According to the most recent market report from the brokerage firm Douglas Elliman, more than 8,000 properties were for sale in Manhattan at the beginning of this year (more than double that if you count unlisted shadow inventory), a glut comparable to levels last seen in 2008. But the excess of supply hasn’t brought down the cost, in part because most affluent people are doing fine financially. If you have a classic six on Park Avenue or a condo in Battery Park City on the market, you’re probably not selling at a discount right now unless you’re leaving the city for good or going broke. Consequently, the median sale price of a Manhattan apartment in the fourth quarter was a little more than $1 million—actually higher than what it was during the same period in 2019 and not too much below the record of a few years ago. In most segments of the real-estate market, it’s not a bloodbath. It’s just blah.

The exception lies in the luxury market, which is generally defined as the top 10 percent of any property class. The reasons stretch back more than a decade before the pandemic. After the 2008 crash, there were more than 10,000 co-ops and condos on the market, many of them in new developments started during the debt-fueled speculative mania. But the real-estate industry was rescued by a great flood of investment capital, much of it from overseas sources. A new global plutocratic elite was emerging, and it wanted to buy in New York, which was perceived as a safe haven for wealth. Developers erected skyscrapers like One57 and 432 Park Avenue, and they were marketed to an absent superrich clientele so successfully that the title Million Dollar Listing would come to seem as quaintly dated as Dr. Evil’s ransom demand.

No one saw fit to stop and ask whether there were enough billionaires out there to absorb all the ultraluxury product. Eventually, reality intruded. Sellers began to outnumber buyers. New developments, which have to sell out quickly before developers’ loans start coming due, were especially imperiled. At the end of 2019, the median sale price of a Manhattan luxury unit, $4.8 million, was 30 percent off its high. And that was before the lockdown, which sent the entire market into paralysis. Manhattan sales activity saw its steepest decline in 30 years during the second quarter of 2020 and remained at that level through the summer. This created an opening, though, for a very specific type of New York buyer—the luxury-deal hunter. As usual, the people who have the most money are getting the bargains.

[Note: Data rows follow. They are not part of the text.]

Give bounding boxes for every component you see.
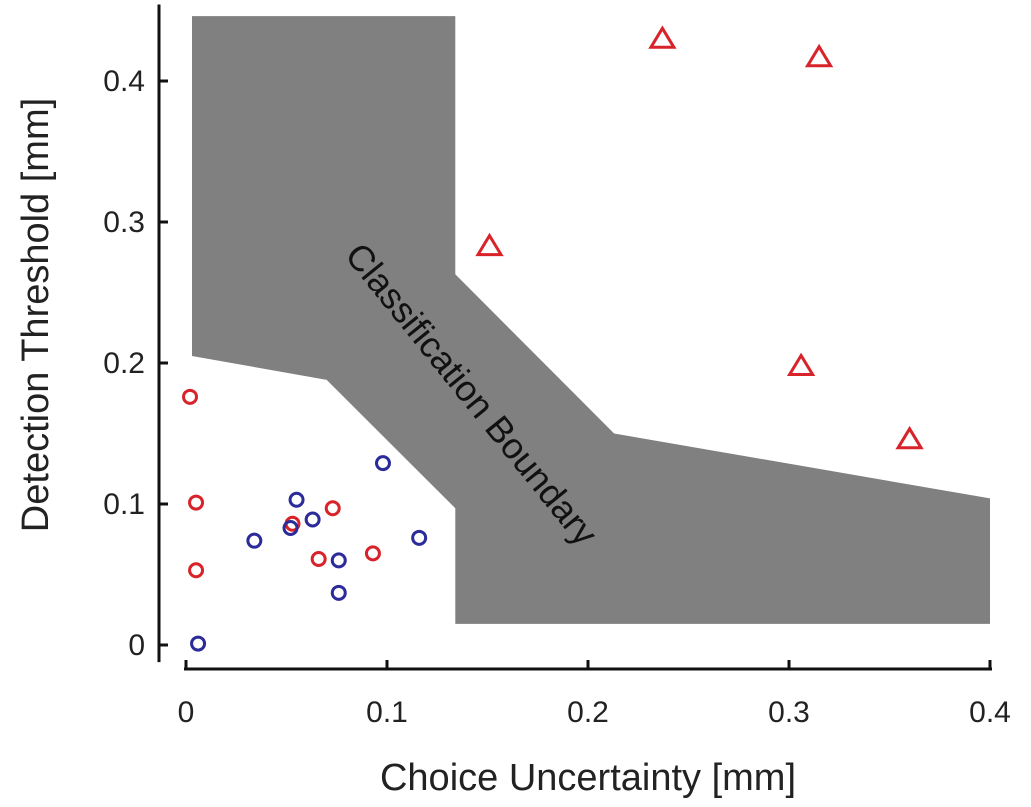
y-tick-label: 0.1 <box>103 488 145 521</box>
data-point-circle <box>310 550 327 567</box>
y-tick-label: 0.2 <box>103 347 145 380</box>
y-tick-label: 0.3 <box>103 206 145 239</box>
data-point-triangle <box>475 232 504 257</box>
y-tick-label: 0 <box>128 629 145 662</box>
x-tick-label: 0.4 <box>969 696 1011 729</box>
data-point-circle <box>374 455 391 472</box>
data-points <box>182 25 924 652</box>
x-axis-title: Choice Uncertainty [mm] <box>380 757 796 799</box>
x-tick-label: 0.2 <box>567 696 609 729</box>
axes <box>157 4 992 671</box>
data-point-circle <box>190 635 207 652</box>
data-point-triangle <box>804 43 834 68</box>
classification-boundary-region <box>192 16 990 624</box>
classification-boundary-layer <box>192 16 990 624</box>
data-point-circle <box>188 562 205 579</box>
data-point-circle <box>282 519 299 536</box>
data-point-circle <box>324 500 341 517</box>
tick-labels: 0 0.1 0.2 0.3 0.4 0 0.1 0.2 0.3 0.4 <box>103 65 1011 729</box>
data-point-circle <box>182 388 199 405</box>
x-tick-label: 0.1 <box>366 696 408 729</box>
y-axis-title: Detection Threshold [mm] <box>15 98 57 532</box>
data-point-circle <box>330 584 347 601</box>
data-point-triangle <box>895 425 924 450</box>
x-tick-label: 0.3 <box>768 696 810 729</box>
data-point-circle <box>364 545 381 562</box>
data-point-circle <box>411 529 428 546</box>
data-point-triangle <box>648 25 677 49</box>
data-point-triangle <box>786 352 816 376</box>
x-tick-label: 0 <box>178 696 195 729</box>
data-point-circle <box>330 552 347 569</box>
y-tick-label: 0.4 <box>103 65 145 98</box>
data-point-circle <box>188 494 205 511</box>
data-point-circle <box>304 511 321 528</box>
data-point-circle <box>288 491 305 508</box>
data-point-circle <box>246 532 263 549</box>
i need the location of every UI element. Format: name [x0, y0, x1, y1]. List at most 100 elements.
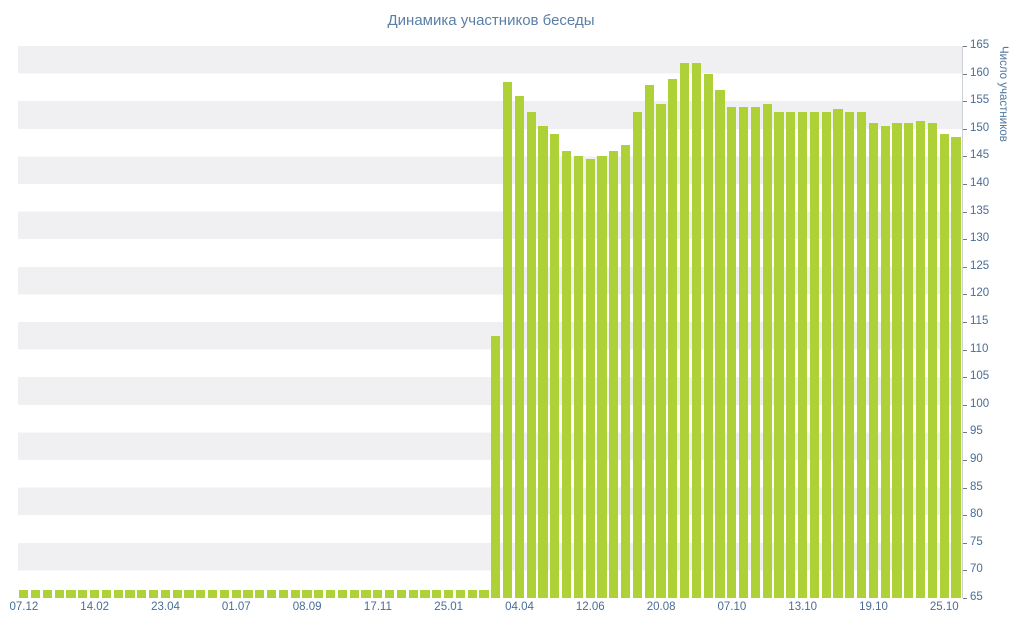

After he finished his video shoot in Soho, Serhant climbed into a chauffeured SUV and was off to his next stop, 565 Broome Street, a new luxury-condo development designed by Renzo Piano. “I just sold the penthouse,” Serhant said, “and apparently I have to check and see if the pool’s been winterized.” He represented the buyer, whom he identified as a “New York finance” person. (Property records indicate the buyer was an entity called Feynman Point LLC, which appears to be associated with the manager of a New York-based hedge fund.) The penthouse next door sold for $36.5 million in 2019 to Uber co-founder Travis Kalanick. This one listed at $30 million before the pandemic. Serhant’s client knocked the price down to $22.5 million.